The QCD phase structure at finite temperature and density

TL;DR

This paper uses the functional renormalisation group to explore the QCD phase diagram at finite temperature and density, identifying a critical endpoint and indications of inhomogeneous phases, aligning well with lattice results.

Contribution

It presents a systematic, dynamical approach to deriving the QCD phase diagram at finite density, including the location of the critical endpoint, from fundamental interactions.

Findings

Critical endpoint at (107 MeV, 635 MeV)

Curvature of phase boundary: 0.0142(2)

Indications of inhomogeneous regimes above the chiral transition

Abstract

We discuss the phase structure of QCD for $N_f=2$ and $N_f=2+1$ dynamical quark flavours at finite temperature and baryon chemical potential. It emerges dynamically from the underlying fundamental interactions between quarks and gluons in our work.
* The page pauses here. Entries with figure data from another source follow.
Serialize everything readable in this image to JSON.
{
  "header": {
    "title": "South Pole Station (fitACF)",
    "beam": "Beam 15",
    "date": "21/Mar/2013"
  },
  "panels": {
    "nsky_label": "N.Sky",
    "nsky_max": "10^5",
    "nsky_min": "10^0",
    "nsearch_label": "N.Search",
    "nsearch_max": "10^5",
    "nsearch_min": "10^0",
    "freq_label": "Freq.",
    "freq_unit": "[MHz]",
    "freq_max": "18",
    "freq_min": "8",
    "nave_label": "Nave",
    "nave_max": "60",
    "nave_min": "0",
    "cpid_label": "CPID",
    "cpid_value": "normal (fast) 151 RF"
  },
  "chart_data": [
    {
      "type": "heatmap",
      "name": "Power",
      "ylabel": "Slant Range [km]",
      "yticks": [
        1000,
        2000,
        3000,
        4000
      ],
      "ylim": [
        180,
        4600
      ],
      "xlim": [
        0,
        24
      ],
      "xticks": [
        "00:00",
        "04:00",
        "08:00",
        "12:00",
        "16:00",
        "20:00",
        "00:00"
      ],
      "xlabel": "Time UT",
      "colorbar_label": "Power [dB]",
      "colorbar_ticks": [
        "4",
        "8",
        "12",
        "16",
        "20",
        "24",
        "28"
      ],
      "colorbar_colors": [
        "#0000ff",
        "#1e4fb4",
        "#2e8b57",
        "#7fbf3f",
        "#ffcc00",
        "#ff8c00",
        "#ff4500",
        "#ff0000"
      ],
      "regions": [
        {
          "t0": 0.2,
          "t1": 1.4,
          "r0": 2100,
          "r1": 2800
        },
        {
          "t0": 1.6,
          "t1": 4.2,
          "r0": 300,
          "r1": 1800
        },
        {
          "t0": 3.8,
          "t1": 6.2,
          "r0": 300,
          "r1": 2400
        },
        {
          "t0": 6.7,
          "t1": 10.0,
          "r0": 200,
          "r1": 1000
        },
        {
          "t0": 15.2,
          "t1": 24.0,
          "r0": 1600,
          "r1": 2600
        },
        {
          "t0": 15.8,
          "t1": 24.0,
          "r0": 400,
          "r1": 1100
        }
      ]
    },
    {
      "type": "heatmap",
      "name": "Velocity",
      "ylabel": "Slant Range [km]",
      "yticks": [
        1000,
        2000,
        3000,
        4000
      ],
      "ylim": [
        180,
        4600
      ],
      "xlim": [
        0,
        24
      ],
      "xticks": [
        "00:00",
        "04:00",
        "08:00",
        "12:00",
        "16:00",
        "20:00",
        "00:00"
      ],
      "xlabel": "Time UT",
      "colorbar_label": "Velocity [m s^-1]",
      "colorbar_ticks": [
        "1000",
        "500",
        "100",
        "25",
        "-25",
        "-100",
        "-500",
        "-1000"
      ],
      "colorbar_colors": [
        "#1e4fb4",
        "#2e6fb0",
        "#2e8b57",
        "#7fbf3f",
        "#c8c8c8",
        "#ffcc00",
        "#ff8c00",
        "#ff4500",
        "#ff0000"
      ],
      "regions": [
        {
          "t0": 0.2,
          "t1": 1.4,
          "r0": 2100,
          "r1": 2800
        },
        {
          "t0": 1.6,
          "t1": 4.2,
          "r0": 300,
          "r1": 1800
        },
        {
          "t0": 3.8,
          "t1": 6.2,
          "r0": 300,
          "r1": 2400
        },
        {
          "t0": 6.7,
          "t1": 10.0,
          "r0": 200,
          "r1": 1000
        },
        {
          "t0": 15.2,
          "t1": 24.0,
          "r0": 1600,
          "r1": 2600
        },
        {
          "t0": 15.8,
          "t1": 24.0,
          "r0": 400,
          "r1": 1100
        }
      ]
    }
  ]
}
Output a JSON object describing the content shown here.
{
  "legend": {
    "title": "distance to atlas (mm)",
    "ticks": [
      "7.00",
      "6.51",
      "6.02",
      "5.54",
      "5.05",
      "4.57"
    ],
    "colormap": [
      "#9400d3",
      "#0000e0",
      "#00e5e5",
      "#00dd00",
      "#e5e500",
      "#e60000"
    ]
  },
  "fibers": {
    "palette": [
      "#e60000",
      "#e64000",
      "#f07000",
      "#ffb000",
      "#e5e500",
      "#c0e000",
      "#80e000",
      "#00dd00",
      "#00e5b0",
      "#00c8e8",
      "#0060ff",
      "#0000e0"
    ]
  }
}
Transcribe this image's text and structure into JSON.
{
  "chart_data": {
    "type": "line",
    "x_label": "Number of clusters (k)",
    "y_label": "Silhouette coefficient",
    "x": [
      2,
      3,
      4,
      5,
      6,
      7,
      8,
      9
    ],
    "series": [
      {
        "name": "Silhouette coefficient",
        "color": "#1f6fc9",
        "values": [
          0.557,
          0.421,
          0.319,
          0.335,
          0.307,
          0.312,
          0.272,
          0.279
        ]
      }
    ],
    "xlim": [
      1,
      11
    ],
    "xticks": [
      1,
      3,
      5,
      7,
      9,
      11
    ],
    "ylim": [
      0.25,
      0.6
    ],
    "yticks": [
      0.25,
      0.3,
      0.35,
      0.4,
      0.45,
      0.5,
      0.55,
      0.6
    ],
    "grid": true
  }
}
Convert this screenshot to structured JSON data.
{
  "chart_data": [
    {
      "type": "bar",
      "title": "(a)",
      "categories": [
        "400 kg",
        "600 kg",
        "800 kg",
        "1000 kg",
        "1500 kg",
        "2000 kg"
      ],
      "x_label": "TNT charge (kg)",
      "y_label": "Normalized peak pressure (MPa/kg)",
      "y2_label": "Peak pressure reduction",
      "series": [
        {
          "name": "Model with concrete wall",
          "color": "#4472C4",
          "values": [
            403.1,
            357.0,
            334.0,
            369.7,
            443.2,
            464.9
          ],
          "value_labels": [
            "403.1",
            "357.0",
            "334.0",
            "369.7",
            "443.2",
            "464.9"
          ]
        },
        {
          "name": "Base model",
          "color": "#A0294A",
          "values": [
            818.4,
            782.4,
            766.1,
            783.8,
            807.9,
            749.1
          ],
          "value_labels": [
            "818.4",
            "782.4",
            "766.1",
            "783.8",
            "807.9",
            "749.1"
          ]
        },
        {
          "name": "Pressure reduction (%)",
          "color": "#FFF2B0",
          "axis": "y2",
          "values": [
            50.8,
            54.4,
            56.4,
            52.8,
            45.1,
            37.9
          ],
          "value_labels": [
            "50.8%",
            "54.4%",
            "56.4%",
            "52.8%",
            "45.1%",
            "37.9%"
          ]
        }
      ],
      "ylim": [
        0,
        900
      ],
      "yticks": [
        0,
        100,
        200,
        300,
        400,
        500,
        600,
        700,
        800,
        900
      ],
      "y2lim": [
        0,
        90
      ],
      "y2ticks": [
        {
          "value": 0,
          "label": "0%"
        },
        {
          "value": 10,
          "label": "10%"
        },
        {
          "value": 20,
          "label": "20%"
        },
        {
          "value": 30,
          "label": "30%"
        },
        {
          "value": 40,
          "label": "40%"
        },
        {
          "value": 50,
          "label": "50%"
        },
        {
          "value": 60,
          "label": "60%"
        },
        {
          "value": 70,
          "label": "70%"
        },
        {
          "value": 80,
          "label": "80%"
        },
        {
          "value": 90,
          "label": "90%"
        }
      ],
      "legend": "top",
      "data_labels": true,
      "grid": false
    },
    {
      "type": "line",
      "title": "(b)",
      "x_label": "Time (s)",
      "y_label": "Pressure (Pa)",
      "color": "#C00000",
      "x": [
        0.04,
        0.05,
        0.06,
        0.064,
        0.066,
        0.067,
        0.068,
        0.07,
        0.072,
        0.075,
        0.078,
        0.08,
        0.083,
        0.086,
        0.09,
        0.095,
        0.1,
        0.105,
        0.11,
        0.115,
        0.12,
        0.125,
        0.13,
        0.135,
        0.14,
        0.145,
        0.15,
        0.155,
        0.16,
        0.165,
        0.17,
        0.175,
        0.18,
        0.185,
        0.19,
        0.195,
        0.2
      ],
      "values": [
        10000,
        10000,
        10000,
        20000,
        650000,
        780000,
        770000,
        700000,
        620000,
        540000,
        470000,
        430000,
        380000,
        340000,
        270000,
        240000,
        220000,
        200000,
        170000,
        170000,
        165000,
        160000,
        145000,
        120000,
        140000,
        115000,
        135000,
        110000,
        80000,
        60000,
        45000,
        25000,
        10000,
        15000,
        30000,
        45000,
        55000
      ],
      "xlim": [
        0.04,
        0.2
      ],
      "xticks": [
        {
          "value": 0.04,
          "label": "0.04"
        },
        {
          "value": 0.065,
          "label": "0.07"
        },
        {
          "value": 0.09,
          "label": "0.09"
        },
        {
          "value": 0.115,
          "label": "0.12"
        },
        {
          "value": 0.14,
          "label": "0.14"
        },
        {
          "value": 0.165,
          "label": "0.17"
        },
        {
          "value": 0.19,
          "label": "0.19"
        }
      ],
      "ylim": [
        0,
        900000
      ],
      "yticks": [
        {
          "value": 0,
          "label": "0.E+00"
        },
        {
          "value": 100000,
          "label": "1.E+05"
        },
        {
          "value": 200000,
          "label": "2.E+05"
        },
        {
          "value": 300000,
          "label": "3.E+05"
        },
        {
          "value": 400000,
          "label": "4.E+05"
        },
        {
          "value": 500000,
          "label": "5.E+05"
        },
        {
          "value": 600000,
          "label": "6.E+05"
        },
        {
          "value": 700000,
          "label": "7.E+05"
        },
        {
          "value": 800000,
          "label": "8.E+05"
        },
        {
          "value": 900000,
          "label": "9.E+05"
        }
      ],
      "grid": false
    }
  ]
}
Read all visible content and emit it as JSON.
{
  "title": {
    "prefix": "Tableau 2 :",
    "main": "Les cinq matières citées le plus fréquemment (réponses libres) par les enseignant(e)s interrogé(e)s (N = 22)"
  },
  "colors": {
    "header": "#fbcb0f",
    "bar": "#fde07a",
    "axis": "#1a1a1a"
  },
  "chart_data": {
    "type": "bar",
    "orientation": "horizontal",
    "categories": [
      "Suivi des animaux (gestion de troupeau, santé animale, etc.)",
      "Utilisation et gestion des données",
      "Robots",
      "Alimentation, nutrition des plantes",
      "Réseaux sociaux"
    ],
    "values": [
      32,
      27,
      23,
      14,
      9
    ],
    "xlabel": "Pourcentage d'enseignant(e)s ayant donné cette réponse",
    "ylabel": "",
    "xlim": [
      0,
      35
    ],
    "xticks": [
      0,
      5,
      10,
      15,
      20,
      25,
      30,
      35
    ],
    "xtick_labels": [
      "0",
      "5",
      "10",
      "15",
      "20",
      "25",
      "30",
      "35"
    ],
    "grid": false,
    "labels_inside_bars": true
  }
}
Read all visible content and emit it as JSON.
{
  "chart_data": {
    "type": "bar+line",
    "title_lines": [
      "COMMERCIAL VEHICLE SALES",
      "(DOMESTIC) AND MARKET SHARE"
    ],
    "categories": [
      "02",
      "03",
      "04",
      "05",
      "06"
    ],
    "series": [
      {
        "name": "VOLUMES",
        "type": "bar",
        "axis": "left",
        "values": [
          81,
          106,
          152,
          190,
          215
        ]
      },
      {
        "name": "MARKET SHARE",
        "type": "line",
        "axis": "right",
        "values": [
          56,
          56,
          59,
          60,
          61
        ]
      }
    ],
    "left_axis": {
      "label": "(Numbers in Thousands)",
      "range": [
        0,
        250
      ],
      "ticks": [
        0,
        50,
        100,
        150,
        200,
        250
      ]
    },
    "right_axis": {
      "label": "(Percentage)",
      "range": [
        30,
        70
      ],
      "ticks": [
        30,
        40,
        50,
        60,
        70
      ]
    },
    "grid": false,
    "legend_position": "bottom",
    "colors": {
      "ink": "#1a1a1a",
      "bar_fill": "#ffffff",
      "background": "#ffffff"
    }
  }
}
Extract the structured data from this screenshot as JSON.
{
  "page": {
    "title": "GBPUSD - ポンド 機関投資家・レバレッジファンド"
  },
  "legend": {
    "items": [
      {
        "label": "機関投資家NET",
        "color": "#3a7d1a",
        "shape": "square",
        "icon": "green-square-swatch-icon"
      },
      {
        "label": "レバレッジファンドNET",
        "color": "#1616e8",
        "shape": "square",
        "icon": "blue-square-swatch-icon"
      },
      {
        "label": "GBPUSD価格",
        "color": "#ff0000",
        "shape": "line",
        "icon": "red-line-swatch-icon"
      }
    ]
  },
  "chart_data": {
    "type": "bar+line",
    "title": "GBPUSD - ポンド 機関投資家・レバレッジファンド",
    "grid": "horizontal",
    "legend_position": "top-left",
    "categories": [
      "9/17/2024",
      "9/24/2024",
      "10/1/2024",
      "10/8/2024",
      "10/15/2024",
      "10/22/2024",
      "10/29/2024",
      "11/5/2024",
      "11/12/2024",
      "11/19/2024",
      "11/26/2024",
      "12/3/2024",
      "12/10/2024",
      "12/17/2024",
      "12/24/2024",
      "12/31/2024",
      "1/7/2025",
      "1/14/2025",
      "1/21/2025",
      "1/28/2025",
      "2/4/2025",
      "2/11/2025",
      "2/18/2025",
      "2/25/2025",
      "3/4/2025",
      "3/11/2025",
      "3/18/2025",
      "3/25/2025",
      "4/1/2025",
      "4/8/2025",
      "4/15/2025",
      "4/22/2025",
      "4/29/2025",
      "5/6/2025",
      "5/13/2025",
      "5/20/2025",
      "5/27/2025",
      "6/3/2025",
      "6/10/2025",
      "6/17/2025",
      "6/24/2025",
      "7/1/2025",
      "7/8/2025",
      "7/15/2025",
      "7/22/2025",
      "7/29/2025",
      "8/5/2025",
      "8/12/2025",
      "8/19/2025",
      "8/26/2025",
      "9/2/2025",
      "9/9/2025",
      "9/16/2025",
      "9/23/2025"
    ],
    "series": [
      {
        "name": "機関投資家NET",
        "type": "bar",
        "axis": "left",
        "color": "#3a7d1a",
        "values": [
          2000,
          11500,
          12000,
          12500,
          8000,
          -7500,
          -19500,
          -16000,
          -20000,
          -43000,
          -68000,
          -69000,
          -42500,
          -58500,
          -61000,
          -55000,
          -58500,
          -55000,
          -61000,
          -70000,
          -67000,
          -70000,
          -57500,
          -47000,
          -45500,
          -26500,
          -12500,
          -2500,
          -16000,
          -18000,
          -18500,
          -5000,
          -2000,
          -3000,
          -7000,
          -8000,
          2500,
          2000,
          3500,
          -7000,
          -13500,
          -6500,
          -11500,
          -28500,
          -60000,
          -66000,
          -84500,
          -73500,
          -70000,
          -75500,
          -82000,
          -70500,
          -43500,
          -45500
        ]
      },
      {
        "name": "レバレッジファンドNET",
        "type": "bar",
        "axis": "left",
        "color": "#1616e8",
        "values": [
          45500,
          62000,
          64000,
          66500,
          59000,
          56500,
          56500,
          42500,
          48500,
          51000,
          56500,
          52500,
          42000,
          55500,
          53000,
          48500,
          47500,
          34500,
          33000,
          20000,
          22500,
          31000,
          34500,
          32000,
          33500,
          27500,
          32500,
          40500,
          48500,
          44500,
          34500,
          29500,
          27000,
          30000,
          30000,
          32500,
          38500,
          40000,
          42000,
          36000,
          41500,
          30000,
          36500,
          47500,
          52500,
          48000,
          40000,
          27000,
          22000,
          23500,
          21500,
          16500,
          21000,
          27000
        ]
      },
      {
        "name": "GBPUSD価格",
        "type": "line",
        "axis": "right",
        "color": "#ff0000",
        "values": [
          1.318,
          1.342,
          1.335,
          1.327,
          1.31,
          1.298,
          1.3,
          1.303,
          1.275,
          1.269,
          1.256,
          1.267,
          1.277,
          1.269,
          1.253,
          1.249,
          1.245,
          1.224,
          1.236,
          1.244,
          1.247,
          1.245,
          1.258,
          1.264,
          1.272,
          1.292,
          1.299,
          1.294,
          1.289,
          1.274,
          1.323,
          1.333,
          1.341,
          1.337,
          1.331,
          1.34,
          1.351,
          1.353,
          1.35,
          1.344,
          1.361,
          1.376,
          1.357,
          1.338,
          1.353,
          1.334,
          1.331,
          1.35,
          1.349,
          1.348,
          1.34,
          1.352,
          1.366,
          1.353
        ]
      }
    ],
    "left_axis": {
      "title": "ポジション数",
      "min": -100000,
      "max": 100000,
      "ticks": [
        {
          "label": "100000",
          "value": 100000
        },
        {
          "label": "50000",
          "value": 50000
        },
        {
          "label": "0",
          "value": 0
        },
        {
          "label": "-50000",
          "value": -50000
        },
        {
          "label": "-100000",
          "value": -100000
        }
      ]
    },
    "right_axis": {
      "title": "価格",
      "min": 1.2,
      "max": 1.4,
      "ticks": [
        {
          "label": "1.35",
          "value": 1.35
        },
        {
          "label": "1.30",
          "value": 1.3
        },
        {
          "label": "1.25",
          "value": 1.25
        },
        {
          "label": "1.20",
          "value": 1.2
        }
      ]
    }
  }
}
To this end, starting from the perturbative high-energy regime, we systematically integrate-out quantum fluctuations towards low energies by using the functional renormalisation group. By dynamically hadronising the dominant interaction channels responsible for the formation of light mesons and quark condensates, we are able to extract the phase diagram for $\mu_B/T \lesssim 6$. We find a critical endpoint at $(T_\text{CEP},{\mu_B}_{\text{CEP}})=(107, 635)\,\text{MeV}$. The curvature of the phase boundary at small chemical potential is $\kappa=0.0142(2)$, computed from the renormalised light chiral condensate $\Delta_{l,R}$. Furthermore, we find indications for an inhomogeneous regime in the vicinity and above the chiral transition for $\mu_B\gtrsim 417$ MeV. Where applicable, our results are in very good agreement with the most recent lattice results. We also compare to results from other functional methods and phenomenological freeze-out data. This indicates that a consistent picture of the phase structure at finite baryon chemical potential is beginning to emerge. The systematic uncertainty of our results grows large in the density regime around the critical endpoint and we discuss necessary improvements of our current approximation towards a quantitatively precise determination of QCD phase diagram.